Allí estaba. Por la formidable motora tenía que ser él. Una de esas que exhibía en San Telmo y que desaparecían de repente, justo antes de cualquier inspección. Aunque en los últimos tiempos habían cambiado los hábitos. Habían pasado a esconder las lanchas rápidas más valiosas en cobertizos o naves industriales, en lugares sorprendentes, a veces muy tierra adentro, en distancias que se medían en kilómetros nocturnos y por pistas secundarias. Ese viaje hacia lo secreto era parte del mayor cambio en la historia del contrabando.

Del rubio de batea a la farlopa.

Del tabaco a la coca.

No, no había vallas publicitarias que anunciasen semejante mudanza histórica. Y había muy pocos mandos dispuestos ya no a creer sino a oír esa jodida novela. Fins Malpica era puto chinche, un metomentodo, y un fantasioso. Deberían destinarlo a la investigación del fenómeno ovni.

Dieron un viraje. La planeadora parecía alejarse lanzando burlona su borbotón de espuma en la noche. Pero volvía. En comparación, el ralentí de la motora parecía ahora un susurro. Se arrimaron a la plataforma número 53, justo la señalada por Fins. El oficial y los dos agentes del SVA miraron con una mezcla de admiración e incredulidad a aquel nuevo inspector de policía, pálido, pendiente de la cámara como de una criatura, vestido como un novato en prácticas.

– Una información macanuda, de oro. Enhorabuena, inspector.

Un sorprendente informante. O una confidencia caída al azar. O una delación de resentido. Tal vez eran ésas las fuentes que rumiaba en su cabeza el oficial aduanero. Tendría que contarle la verdadera historia de la batea B-52. Las horas y horas dedicadas a escudriñar los libros de registro. A analizar las operaciones de compraventa de plataformas. A delimitar casos sospechosos en una «zona gris».

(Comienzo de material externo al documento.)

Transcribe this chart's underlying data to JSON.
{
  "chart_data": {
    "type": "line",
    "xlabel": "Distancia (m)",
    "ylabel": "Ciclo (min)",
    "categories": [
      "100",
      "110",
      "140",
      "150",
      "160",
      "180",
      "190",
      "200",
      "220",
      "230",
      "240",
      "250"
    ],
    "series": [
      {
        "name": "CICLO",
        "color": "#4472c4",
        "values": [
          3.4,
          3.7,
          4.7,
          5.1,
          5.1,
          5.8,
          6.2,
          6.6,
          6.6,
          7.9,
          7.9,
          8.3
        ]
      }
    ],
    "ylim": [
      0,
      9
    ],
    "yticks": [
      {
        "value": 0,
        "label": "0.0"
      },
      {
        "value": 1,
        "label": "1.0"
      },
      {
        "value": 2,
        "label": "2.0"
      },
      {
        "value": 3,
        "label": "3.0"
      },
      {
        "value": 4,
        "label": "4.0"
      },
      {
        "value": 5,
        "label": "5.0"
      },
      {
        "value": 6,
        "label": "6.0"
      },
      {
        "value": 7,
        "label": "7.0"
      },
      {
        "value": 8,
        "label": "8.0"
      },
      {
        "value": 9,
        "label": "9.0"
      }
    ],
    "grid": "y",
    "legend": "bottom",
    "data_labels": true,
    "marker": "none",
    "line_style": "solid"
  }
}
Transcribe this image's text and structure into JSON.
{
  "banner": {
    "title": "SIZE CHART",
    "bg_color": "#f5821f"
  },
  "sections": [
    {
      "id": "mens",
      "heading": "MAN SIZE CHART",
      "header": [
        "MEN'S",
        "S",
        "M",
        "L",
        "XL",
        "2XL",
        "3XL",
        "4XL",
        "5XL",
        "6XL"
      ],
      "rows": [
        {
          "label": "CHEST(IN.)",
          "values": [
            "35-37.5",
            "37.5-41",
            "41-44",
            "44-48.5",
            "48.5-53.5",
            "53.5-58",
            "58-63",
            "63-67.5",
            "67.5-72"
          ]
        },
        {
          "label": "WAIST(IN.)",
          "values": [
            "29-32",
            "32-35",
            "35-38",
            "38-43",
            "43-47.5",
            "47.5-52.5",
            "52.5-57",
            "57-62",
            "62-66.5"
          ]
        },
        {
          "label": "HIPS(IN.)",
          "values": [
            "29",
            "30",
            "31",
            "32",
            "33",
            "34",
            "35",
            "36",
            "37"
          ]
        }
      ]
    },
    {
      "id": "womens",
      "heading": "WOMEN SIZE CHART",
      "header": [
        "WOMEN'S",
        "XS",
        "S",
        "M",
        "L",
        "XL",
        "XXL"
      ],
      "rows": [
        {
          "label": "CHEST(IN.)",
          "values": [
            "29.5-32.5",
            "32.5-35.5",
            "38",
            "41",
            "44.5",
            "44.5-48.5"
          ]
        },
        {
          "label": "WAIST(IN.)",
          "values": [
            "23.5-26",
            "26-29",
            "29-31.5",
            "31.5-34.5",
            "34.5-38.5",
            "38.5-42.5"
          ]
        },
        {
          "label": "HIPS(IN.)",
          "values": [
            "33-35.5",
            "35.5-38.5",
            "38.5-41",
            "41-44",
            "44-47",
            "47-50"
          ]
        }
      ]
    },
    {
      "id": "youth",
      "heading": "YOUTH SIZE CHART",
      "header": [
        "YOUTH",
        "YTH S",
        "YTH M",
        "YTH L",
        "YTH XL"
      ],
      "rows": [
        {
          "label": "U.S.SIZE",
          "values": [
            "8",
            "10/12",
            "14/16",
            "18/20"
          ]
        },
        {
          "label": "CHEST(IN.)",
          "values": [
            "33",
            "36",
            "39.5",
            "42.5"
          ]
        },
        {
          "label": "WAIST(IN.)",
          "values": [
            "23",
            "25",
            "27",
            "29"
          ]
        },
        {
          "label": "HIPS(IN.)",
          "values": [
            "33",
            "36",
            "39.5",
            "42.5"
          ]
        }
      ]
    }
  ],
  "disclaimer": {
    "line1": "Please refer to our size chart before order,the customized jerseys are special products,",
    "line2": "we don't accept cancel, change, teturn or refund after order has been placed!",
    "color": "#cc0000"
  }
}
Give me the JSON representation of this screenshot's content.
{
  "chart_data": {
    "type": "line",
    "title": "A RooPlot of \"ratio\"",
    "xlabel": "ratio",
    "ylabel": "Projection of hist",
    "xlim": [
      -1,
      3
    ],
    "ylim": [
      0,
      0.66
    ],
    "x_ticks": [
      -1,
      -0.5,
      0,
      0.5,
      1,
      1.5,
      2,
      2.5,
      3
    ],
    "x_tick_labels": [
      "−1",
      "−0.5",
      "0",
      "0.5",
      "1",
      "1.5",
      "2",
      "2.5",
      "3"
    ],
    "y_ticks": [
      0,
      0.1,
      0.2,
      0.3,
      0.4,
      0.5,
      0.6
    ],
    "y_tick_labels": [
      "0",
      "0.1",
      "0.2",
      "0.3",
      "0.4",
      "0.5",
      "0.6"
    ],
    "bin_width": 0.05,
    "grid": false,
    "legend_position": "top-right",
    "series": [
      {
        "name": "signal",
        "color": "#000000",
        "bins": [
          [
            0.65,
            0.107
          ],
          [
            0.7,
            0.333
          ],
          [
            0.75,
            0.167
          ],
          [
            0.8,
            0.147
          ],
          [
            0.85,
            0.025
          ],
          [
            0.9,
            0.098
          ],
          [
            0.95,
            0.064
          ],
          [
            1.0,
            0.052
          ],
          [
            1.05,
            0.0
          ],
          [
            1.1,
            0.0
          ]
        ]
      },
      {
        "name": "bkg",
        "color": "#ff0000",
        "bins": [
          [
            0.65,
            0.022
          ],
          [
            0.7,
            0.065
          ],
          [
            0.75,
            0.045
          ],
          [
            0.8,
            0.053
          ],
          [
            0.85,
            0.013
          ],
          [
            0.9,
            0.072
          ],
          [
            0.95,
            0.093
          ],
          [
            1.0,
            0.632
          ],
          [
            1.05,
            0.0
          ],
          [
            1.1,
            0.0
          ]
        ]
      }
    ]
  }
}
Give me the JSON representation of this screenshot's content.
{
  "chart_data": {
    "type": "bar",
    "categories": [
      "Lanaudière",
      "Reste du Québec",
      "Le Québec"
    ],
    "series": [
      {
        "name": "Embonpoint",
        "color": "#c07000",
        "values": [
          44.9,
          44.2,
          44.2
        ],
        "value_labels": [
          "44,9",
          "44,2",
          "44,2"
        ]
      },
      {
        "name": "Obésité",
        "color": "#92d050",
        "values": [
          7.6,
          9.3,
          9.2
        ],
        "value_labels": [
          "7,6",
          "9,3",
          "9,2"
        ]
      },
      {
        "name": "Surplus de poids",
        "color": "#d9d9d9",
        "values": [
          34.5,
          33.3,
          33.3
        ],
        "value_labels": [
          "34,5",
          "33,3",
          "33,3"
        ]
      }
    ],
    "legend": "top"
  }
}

A desentrañar el testaferro y el verdadero dueño. Uso, rendimientos, obras de reparación en la estructura. En fin, muchas horas muertas, alguna viva. Y allí estaba la B-52. Verdadera propietaria: Leda Hortas.

Alguien salta de la planeadora al emparrillado de madera de la plataforma. Es Invernó, o eso le parece a Fins, por la forma de moverse. Abre una trampilla en uno de los grandes flotadores de la batea. Antes eran antiguos cascos de barco o calderas o bidones. Los de las nuevas plataformas son de material plástico o metálico, en este caso con hechura de batiscafos. En uno de ésos es donde está situado Invernó o quién demonios sea. Se mete en el flotador con una linterna.